The primary source of those funds would be economies within other budget accounts, according to council member David L. Erickson.

“I want to pre-thank the various departments that are going to be donating portions of their budgets,” Erickson explained. “We appreciate that.

“One of the things that I was concerned about is that … line about ‘for the purpose of keeping up with inflation.’ When I read that, it bothered me. When inflation starts, that’s often the best time to tighten things up. We shouldn’t raise taxes just because of inflation.”

Worthen acknowledged, however, that inflation will be a factor in the county’s 2022 budget.

“I think we’re going to see a lot of inflation next year,” she added. “And our citizens are going to appreciate that we did not raise our property tax, especially with the recent rise in housing evaluations.”

While the state Truth-in-Taxation statute does not technically limit property taxes, it does require local officials to notify their citizens of proposed property tax increases and hold announced forums to hear public responses.
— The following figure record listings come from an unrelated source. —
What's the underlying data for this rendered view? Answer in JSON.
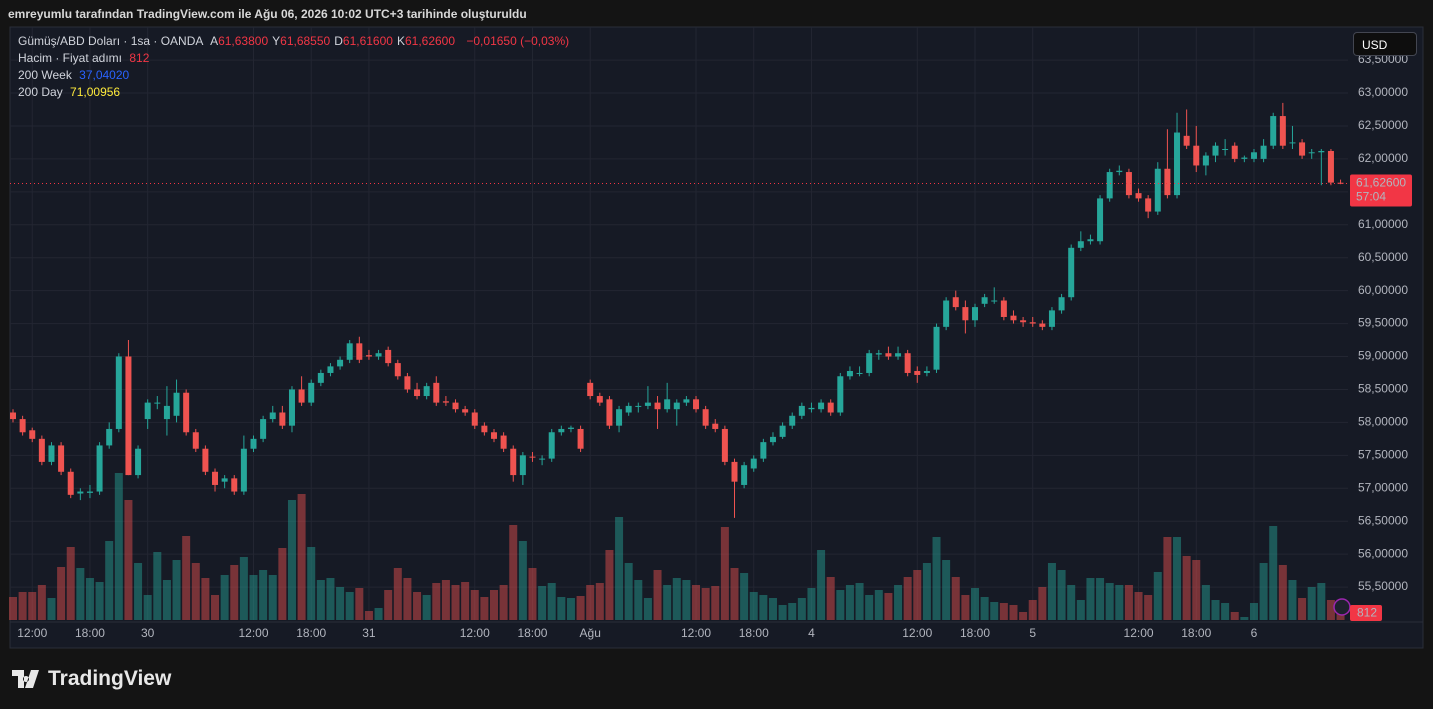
{
  "header": "emreyumlu tarafından TradingView.com ile Ağu 06, 2026 10:02 UTC+3 tarihinde oluşturuldu",
  "legend": {
    "symbol": "Gümüş/ABD Doları · 1sa · OANDA",
    "ohlc": [
      {
        "key": "A",
        "label": "61,63800"
      },
      {
        "key": "Y",
        "label": "61,68550"
      },
      {
        "key": "D",
        "label": "61,61600"
      },
      {
        "key": "K",
        "label": "61,62600"
      }
    ],
    "change": "−0,01650 (−0,03%)",
    "volume_name": "Hacim · Fiyat adımı",
    "indicators": [
      {
        "name": "200 Week",
        "label": "37,04020"
      },
      {
        "name": "200 Day",
        "label": "71,00956"
      }
    ]
  },
  "currency_button": "USD",
  "logo": "TradingView",
  "chart_data": {
    "type": "candlestick",
    "up_color": "#26a69a",
    "down_color": "#ef5350",
    "grid": true,
    "ylim": [
      55,
      64
    ],
    "yticks": [
      {
        "value": 55.5,
        "label": "55,50000"
      },
      {
        "value": 56,
        "label": "56,00000"
      },
      {
        "value": 56.5,
        "label": "56,50000"
      },
      {
        "value": 57,
        "label": "57,00000"
      },
      {
        "value": 57.5,
        "label": "57,50000"
      },
      {
        "value": 58,
        "label": "58,00000"
      },
      {
        "value": 58.5,
        "label": "58,50000"
      },
      {
        "value": 59,
        "label": "59,00000"
      },
      {
        "value": 59.5,
        "label": "59,50000"
      },
      {
        "value": 60,
        "label": "60,00000"
      },
      {
        "value": 60.5,
        "label": "60,50000"
      },
      {
        "value": 61,
        "label": "61,00000"
      },
      {
        "value": 61.5,
        "label": "61,50000"
      },
      {
        "value": 62,
        "label": "62,00000"
      },
      {
        "value": 62.5,
        "label": "62,50000"
      },
      {
        "value": 63,
        "label": "63,00000"
      },
      {
        "value": 63.5,
        "label": "63,50000"
      }
    ],
    "categories": [
      null,
      null,
      "12:00",
      null,
      null,
      null,
      null,
      null,
      "18:00",
      null,
      null,
      null,
      null,
      null,
      "30",
      null,
      null,
      null,
      null,
      null,
      null,
      null,
      null,
      null,
      null,
      "12:00",
      null,
      null,
      null,
      null,
      null,
      "18:00",
      null,
      null,
      null,
      null,
      null,
      "31",
      null,
      null,
      null,
      null,
      null,
      null,
      null,
      null,
      null,
      null,
      "12:00",
      null,
      null,
      null,
      null,
      null,
      "18:00",
      null,
      null,
      null,
      null,
      null,
      "Ağu",
      null,
      null,
      null,
      null,
      null,
      null,
      null,
      null,
      null,
      null,
      "12:00",
      null,
      null,
      null,
      null,
      null,
      "18:00",
      null,
      null,
      null,
      null,
      null,
      "4",
      null,
      null,
      null,
      null,
      null,
      null,
      null,
      null,
      null,
      null,
      "12:00",
      null,
      null,
      null,
      null,
      null,
      "18:00",
      null,
      null,
      null,
      null,
      null,
      "5",
      null,
      null,
      null,
      null,
      null,
      null,
      null,
      null,
      null,
      null,
      "12:00",
      null,
      null,
      null,
      null,
      null,
      "18:00",
      null,
      null,
      null,
      null,
      null,
      "6",
      null,
      null,
      null,
      null,
      null,
      null,
      null,
      null,
      null
    ],
    "series": [
      {
        "name": "Gümüş/ABD Doları",
        "values": [
          [
            58.15,
            58.2,
            58.0,
            58.05
          ],
          [
            58.05,
            58.1,
            57.8,
            57.85
          ],
          [
            57.88,
            57.92,
            57.7,
            57.75
          ],
          [
            57.75,
            57.8,
            57.35,
            57.4
          ],
          [
            57.4,
            57.7,
            57.35,
            57.65
          ],
          [
            57.65,
            57.7,
            57.2,
            57.25
          ],
          [
            57.25,
            57.3,
            56.85,
            56.9
          ],
          [
            56.92,
            57.0,
            56.82,
            56.95
          ],
          [
            56.93,
            57.05,
            56.85,
            56.95
          ],
          [
            56.95,
            57.7,
            56.9,
            57.65
          ],
          [
            57.65,
            58.0,
            57.6,
            57.9
          ],
          [
            57.9,
            59.05,
            57.85,
            59.0
          ],
          [
            59.0,
            59.25,
            57.2,
            57.2
          ],
          [
            57.2,
            57.65,
            57.15,
            57.6
          ],
          [
            58.05,
            58.35,
            57.9,
            58.3
          ],
          [
            58.3,
            58.4,
            58.2,
            58.3
          ],
          [
            58.05,
            58.55,
            57.8,
            58.25
          ],
          [
            58.1,
            58.65,
            58.0,
            58.45
          ],
          [
            58.45,
            58.5,
            57.8,
            57.85
          ],
          [
            57.85,
            57.9,
            57.55,
            57.6
          ],
          [
            57.6,
            57.65,
            57.2,
            57.25
          ],
          [
            57.25,
            57.3,
            56.95,
            57.05
          ],
          [
            57.1,
            57.2,
            57.0,
            57.15
          ],
          [
            57.15,
            57.2,
            56.9,
            56.95
          ],
          [
            56.95,
            57.8,
            56.9,
            57.6
          ],
          [
            57.6,
            57.8,
            57.55,
            57.75
          ],
          [
            57.75,
            58.1,
            57.7,
            58.05
          ],
          [
            58.05,
            58.25,
            58.0,
            58.15
          ],
          [
            58.15,
            58.25,
            57.9,
            57.95
          ],
          [
            57.95,
            58.55,
            57.85,
            58.5
          ],
          [
            58.5,
            58.7,
            58.25,
            58.3
          ],
          [
            58.3,
            58.65,
            58.25,
            58.6
          ],
          [
            58.6,
            58.8,
            58.55,
            58.75
          ],
          [
            58.75,
            58.9,
            58.7,
            58.85
          ],
          [
            58.85,
            59.0,
            58.8,
            58.95
          ],
          [
            58.95,
            59.25,
            58.9,
            59.2
          ],
          [
            59.2,
            59.3,
            58.9,
            58.95
          ],
          [
            59.02,
            59.1,
            58.95,
            59.0
          ],
          [
            59.0,
            59.1,
            58.95,
            59.05
          ],
          [
            59.1,
            59.15,
            58.85,
            58.9
          ],
          [
            58.9,
            58.95,
            58.65,
            58.7
          ],
          [
            58.7,
            58.75,
            58.45,
            58.5
          ],
          [
            58.5,
            58.6,
            58.35,
            58.4
          ],
          [
            58.4,
            58.6,
            58.35,
            58.55
          ],
          [
            58.6,
            58.7,
            58.25,
            58.3
          ],
          [
            58.32,
            58.4,
            58.25,
            58.3
          ],
          [
            58.3,
            58.35,
            58.15,
            58.2
          ],
          [
            58.2,
            58.25,
            58.1,
            58.15
          ],
          [
            58.15,
            58.2,
            57.9,
            57.95
          ],
          [
            57.95,
            58.0,
            57.8,
            57.85
          ],
          [
            57.85,
            57.9,
            57.7,
            57.75
          ],
          [
            57.8,
            57.85,
            57.55,
            57.6
          ],
          [
            57.6,
            57.65,
            57.1,
            57.2
          ],
          [
            57.2,
            57.55,
            57.05,
            57.5
          ],
          [
            57.48,
            57.55,
            57.4,
            57.47
          ],
          [
            57.45,
            57.5,
            57.35,
            57.45
          ],
          [
            57.45,
            57.9,
            57.4,
            57.85
          ],
          [
            57.85,
            57.95,
            57.8,
            57.9
          ],
          [
            57.9,
            57.95,
            57.85,
            57.92
          ],
          [
            57.9,
            57.95,
            57.55,
            57.6
          ],
          [
            58.6,
            58.65,
            58.35,
            58.4
          ],
          [
            58.4,
            58.45,
            58.25,
            58.3
          ],
          [
            58.35,
            58.4,
            57.9,
            57.95
          ],
          [
            57.95,
            58.25,
            57.85,
            58.2
          ],
          [
            58.15,
            58.3,
            58.1,
            58.25
          ],
          [
            58.25,
            58.3,
            58.15,
            58.25
          ],
          [
            58.25,
            58.55,
            58.2,
            58.3
          ],
          [
            58.3,
            58.4,
            57.9,
            58.2
          ],
          [
            58.2,
            58.6,
            58.15,
            58.35
          ],
          [
            58.2,
            58.35,
            57.95,
            58.3
          ],
          [
            58.3,
            58.4,
            58.25,
            58.35
          ],
          [
            58.35,
            58.4,
            58.15,
            58.2
          ],
          [
            58.2,
            58.25,
            57.9,
            57.95
          ],
          [
            57.98,
            58.05,
            57.85,
            57.9
          ],
          [
            57.9,
            57.95,
            57.35,
            57.4
          ],
          [
            57.4,
            57.45,
            56.55,
            57.1
          ],
          [
            57.05,
            57.4,
            57.0,
            57.35
          ],
          [
            57.3,
            57.5,
            57.25,
            57.45
          ],
          [
            57.45,
            57.75,
            57.4,
            57.7
          ],
          [
            57.7,
            57.85,
            57.65,
            57.78
          ],
          [
            57.78,
            58.0,
            57.75,
            57.95
          ],
          [
            57.95,
            58.15,
            57.9,
            58.1
          ],
          [
            58.1,
            58.3,
            58.05,
            58.25
          ],
          [
            58.2,
            58.3,
            58.15,
            58.22
          ],
          [
            58.2,
            58.35,
            58.15,
            58.3
          ],
          [
            58.3,
            58.35,
            58.1,
            58.15
          ],
          [
            58.15,
            58.75,
            58.1,
            58.7
          ],
          [
            58.7,
            58.85,
            58.65,
            58.78
          ],
          [
            58.75,
            58.85,
            58.7,
            58.75
          ],
          [
            58.75,
            59.1,
            58.7,
            59.05
          ],
          [
            59.03,
            59.1,
            58.95,
            59.05
          ],
          [
            59.05,
            59.15,
            58.95,
            59.0
          ],
          [
            59.0,
            59.15,
            58.95,
            59.05
          ],
          [
            59.05,
            59.1,
            58.7,
            58.75
          ],
          [
            58.78,
            58.85,
            58.6,
            58.72
          ],
          [
            58.75,
            58.85,
            58.7,
            58.78
          ],
          [
            58.8,
            59.5,
            58.75,
            59.45
          ],
          [
            59.45,
            59.9,
            59.4,
            59.85
          ],
          [
            59.9,
            60.0,
            59.7,
            59.75
          ],
          [
            59.75,
            59.85,
            59.35,
            59.55
          ],
          [
            59.55,
            59.8,
            59.45,
            59.75
          ],
          [
            59.8,
            59.95,
            59.75,
            59.9
          ],
          [
            59.85,
            60.05,
            59.8,
            59.85
          ],
          [
            59.85,
            59.9,
            59.55,
            59.6
          ],
          [
            59.62,
            59.7,
            59.5,
            59.55
          ],
          [
            59.55,
            59.6,
            59.45,
            59.52
          ],
          [
            59.52,
            59.6,
            59.45,
            59.5
          ],
          [
            59.5,
            59.55,
            59.4,
            59.45
          ],
          [
            59.45,
            59.75,
            59.4,
            59.7
          ],
          [
            59.7,
            59.95,
            59.65,
            59.9
          ],
          [
            59.9,
            60.7,
            59.85,
            60.65
          ],
          [
            60.65,
            60.9,
            60.6,
            60.75
          ],
          [
            60.75,
            60.85,
            60.7,
            60.78
          ],
          [
            60.75,
            61.45,
            60.7,
            61.4
          ],
          [
            61.4,
            61.85,
            61.35,
            61.8
          ],
          [
            61.8,
            61.9,
            61.75,
            61.82
          ],
          [
            61.8,
            61.85,
            61.4,
            61.45
          ],
          [
            61.48,
            61.55,
            61.35,
            61.4
          ],
          [
            61.4,
            61.45,
            61.1,
            61.2
          ],
          [
            61.2,
            61.95,
            61.15,
            61.85
          ],
          [
            61.85,
            62.45,
            61.4,
            61.45
          ],
          [
            61.45,
            62.7,
            61.4,
            62.4
          ],
          [
            62.35,
            62.75,
            62.15,
            62.2
          ],
          [
            62.2,
            62.5,
            61.8,
            61.9
          ],
          [
            61.9,
            62.1,
            61.75,
            62.05
          ],
          [
            62.05,
            62.25,
            61.95,
            62.2
          ],
          [
            62.15,
            62.3,
            62.05,
            62.15
          ],
          [
            62.2,
            62.25,
            61.95,
            62.0
          ],
          [
            62.0,
            62.05,
            61.95,
            62.02
          ],
          [
            62.0,
            62.15,
            61.95,
            62.1
          ],
          [
            62.0,
            62.3,
            61.95,
            62.2
          ],
          [
            62.2,
            62.7,
            62.15,
            62.65
          ],
          [
            62.65,
            62.85,
            62.15,
            62.2
          ],
          [
            62.25,
            62.5,
            62.15,
            62.25
          ],
          [
            62.25,
            62.3,
            62.0,
            62.05
          ],
          [
            62.1,
            62.15,
            62.0,
            62.1
          ],
          [
            62.1,
            62.15,
            61.6,
            62.12
          ],
          [
            62.12,
            62.15,
            61.6,
            61.64
          ],
          [
            61.638,
            61.6855,
            61.616,
            61.626
          ]
        ]
      }
    ],
    "volumes": [
      920,
      1120,
      1120,
      1400,
      880,
      2120,
      2920,
      2080,
      1680,
      1520,
      3160,
      5880,
      4800,
      2280,
      1000,
      2720,
      1600,
      2400,
      3360,
      2280,
      1680,
      1000,
      1800,
      2200,
      2520,
      1800,
      2000,
      1800,
      2880,
      4800,
      5040,
      2920,
      1600,
      1680,
      1320,
      1120,
      1280,
      360,
      480,
      1200,
      2080,
      1680,
      1120,
      1000,
      1480,
      1600,
      1400,
      1520,
      1200,
      920,
      1200,
      1400,
      3800,
      3160,
      2080,
      1360,
      1480,
      920,
      880,
      960,
      1400,
      1480,
      2800,
      4120,
      2280,
      1600,
      880,
      2000,
      1400,
      1680,
      1600,
      1400,
      1280,
      1360,
      3720,
      2080,
      1880,
      1120,
      1000,
      880,
      600,
      680,
      880,
      1280,
      2800,
      1720,
      1200,
      1400,
      1480,
      1000,
      1200,
      1080,
      1400,
      1720,
      2000,
      2280,
      3320,
      2400,
      1720,
      1000,
      1280,
      920,
      720,
      680,
      600,
      320,
      800,
      1320,
      2280,
      2000,
      1400,
      800,
      1680,
      1680,
      1480,
      1400,
      1400,
      1120,
      1000,
      1920,
      3320,
      3320,
      2560,
      2400,
      1400,
      800,
      680,
      320,
      120,
      680,
      2280,
      3760,
      2200,
      1600,
      880,
      1320,
      1480,
      800,
      812
    ],
    "price_tag": {
      "label": "61,62600",
      "countdown": "57:04"
    }
  }
}
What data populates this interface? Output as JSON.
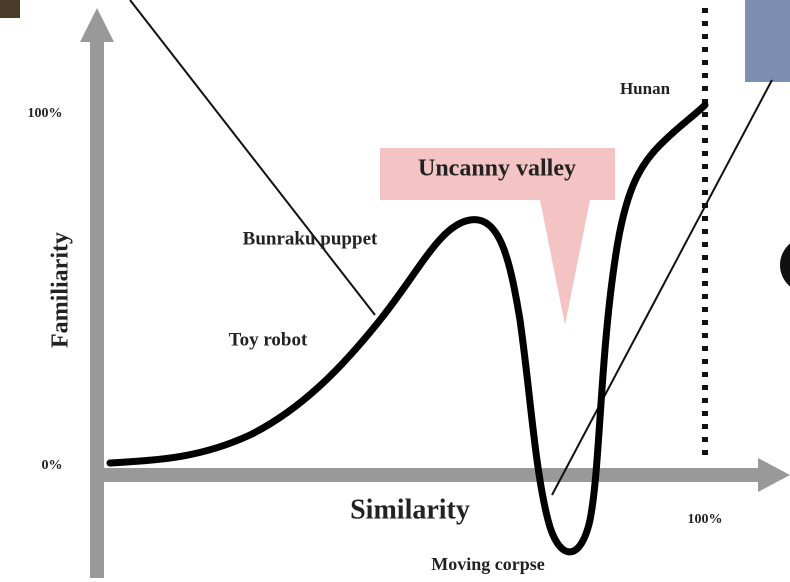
{
  "axes": {
    "y_label": "Familiarity",
    "x_label": "Similarity",
    "y_low": "0%",
    "y_high": "100%",
    "x_high": "100%"
  },
  "callout": "Uncanny valley",
  "annotations": [
    "Hunan",
    "Bunraku puppet",
    "Toy robot",
    "Moving corpse"
  ]
}
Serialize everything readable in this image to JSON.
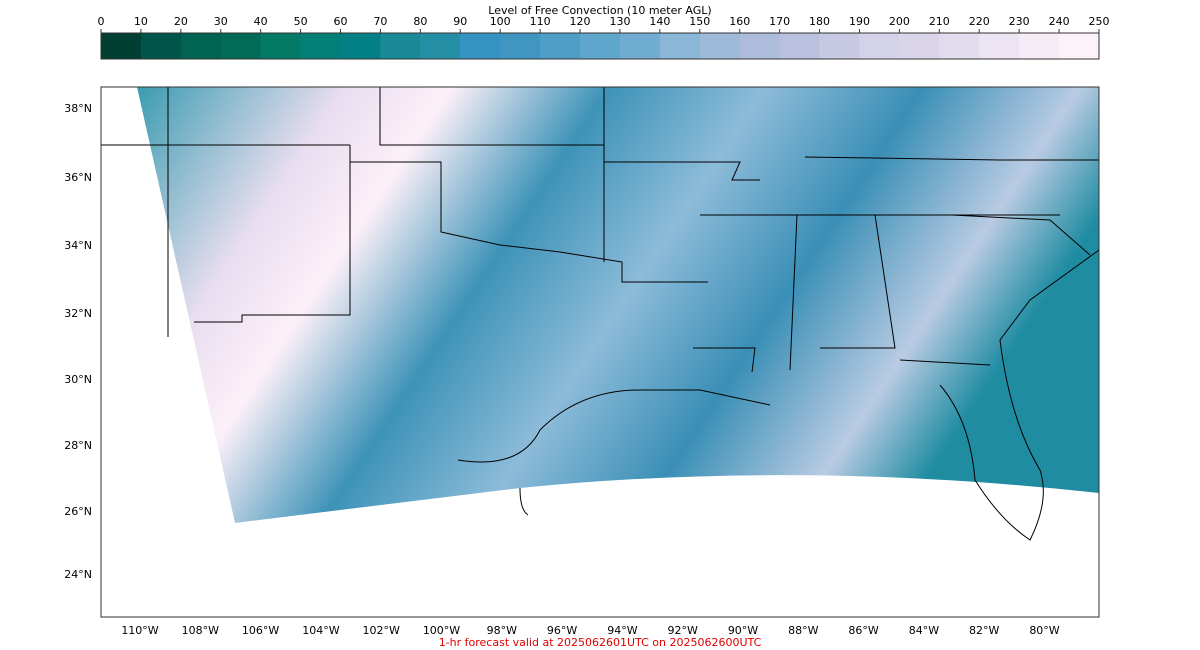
{
  "colorbar": {
    "label": "Level of Free Convection (10 meter AGL)",
    "ticks": [
      0,
      10,
      20,
      30,
      40,
      50,
      60,
      70,
      80,
      90,
      100,
      110,
      120,
      130,
      140,
      150,
      160,
      170,
      180,
      190,
      200,
      210,
      220,
      230,
      240,
      250
    ],
    "colors": [
      "#003f32",
      "#01544a",
      "#016352",
      "#026b58",
      "#037a65",
      "#027f76",
      "#028085",
      "#1a8a98",
      "#258fa6",
      "#3593c3",
      "#4096c0",
      "#4e9ec8",
      "#5ea6cc",
      "#70acd2",
      "#8ab6d8",
      "#9fb9d9",
      "#aebcdc",
      "#bac1df",
      "#c8cae4",
      "#d3d2e8",
      "#dbd5ea",
      "#e3dcee",
      "#ece4f2",
      "#f5ecf6",
      "#fcf2f9"
    ]
  },
  "map": {
    "lat_labels": [
      "38°N",
      "36°N",
      "34°N",
      "32°N",
      "30°N",
      "28°N",
      "26°N",
      "24°N"
    ],
    "lon_labels": [
      "110°W",
      "108°W",
      "106°W",
      "104°W",
      "102°W",
      "100°W",
      "98°W",
      "96°W",
      "94°W",
      "92°W",
      "90°W",
      "88°W",
      "86°W",
      "84°W",
      "82°W",
      "80°W"
    ]
  },
  "footer": "1-hr forecast valid at 2025062601UTC on 2025062600UTC"
}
That statute is revenue-driven rather than a rate-driven system, according to the Utah Taxpayers Association.

As the value of existing property increases to keep pace with residential and commercial markets, property tax rates generally decrease.

Such automatic reductions in property tax rates keep local governments from getting a revenue windfall simply because the value of existing properties within their boundaries have increased.

Those reduced property tax rates are known as the certified tax rates.

Thanks to the Truth-in-Taxation law, local governments must go through its mandated notification and hearing process if they want to exceed the certified tax rate for their residential and commercial properties.